Minolta made great M-Mount lenses. Minolta made great 50/1.4 lenses. Why didn't Minolta make a 50mm F1.4 in Leica M-Mount! The 1976 Pop Photo test of 32 normal lenses put the Minolta 50/1.4 second to the Summilux for lenses in it's class. The wide-open center-performance of the Minolta was better than all of the F1.4 lenses from other SLR manufacturers. Wide-Open Edge-performance, that's for Bokeh anyway. By F4 it all evens out.

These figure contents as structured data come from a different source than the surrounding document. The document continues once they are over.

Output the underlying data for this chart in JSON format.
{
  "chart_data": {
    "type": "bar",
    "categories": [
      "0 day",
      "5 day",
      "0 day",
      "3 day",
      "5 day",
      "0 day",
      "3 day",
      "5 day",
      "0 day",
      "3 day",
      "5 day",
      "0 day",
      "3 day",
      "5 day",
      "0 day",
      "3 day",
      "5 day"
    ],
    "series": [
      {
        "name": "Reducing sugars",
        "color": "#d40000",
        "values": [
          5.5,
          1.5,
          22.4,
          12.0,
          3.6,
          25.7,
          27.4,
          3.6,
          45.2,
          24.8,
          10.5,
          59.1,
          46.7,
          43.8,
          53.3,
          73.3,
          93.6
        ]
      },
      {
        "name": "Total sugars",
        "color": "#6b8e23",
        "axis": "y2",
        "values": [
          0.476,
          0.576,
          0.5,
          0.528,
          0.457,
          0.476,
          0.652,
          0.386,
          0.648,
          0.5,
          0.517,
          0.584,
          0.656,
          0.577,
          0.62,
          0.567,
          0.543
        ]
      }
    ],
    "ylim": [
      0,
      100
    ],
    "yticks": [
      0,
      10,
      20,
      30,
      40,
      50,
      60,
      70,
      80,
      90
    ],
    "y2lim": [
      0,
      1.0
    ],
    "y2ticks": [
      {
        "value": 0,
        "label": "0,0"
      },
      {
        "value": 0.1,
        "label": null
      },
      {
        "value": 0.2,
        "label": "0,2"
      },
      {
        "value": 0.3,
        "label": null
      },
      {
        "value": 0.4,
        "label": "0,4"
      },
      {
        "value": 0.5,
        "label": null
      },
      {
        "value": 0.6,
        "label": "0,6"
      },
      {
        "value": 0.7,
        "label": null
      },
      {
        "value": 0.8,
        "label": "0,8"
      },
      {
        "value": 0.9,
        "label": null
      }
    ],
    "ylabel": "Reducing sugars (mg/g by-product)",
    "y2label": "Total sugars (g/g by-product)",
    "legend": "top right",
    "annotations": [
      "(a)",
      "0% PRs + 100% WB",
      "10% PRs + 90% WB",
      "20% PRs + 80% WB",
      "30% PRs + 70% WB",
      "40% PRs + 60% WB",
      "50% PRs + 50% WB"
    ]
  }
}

The RF cam is made from the aluminum leg of an old tripod, fit perfectly over the rear retaining ring of the back of the lens. Epoxy and copper tape used to attach the Cam. The insert of the tube is a split ring, and it acts to thicken the Cam for the cam follower to pick up, and acts as a light baffle for reflections from the inside of the tube. Foto-Diox makes a series of uncoupled adapters to mount SLR lenses for M-Mount cameras. Scale focus or "Liveview" with the new M model 240 work. So does polishing down a leg from a broken tripod.


----------



## BrianV (Feb 25, 2013)

First test, at 0.7m.











The second attempt at polishing down a cam worked- I overshot the first one. Best to leave the cam on the long side when cutting it, use the difference in flange distance of the SLR lens from 27.8mm as a start. Then polish down slowly. This one is pretty close.


----------



## BrianV (Feb 25, 2013)

Wide-Open shots, with 100% crops.





I believe the old Pop Photo tests regarding center sharpness for this lens was correct.


----------



## BrianV (Feb 25, 2013)

The lens has an aperture on it, and it does work.

This is at F4.









The Summilux performed better than the Minolta on the Pop Photo tests. The pre-aspheric Summilux from that test runs about $1600 used these days. This lens was $40 at a camera show, and the adapter was another $40. 2 hours required for the conversion, digital calipers, pipe cutter, file, sand paper and some patience required. Hardware Skill: I write software for a living...


----------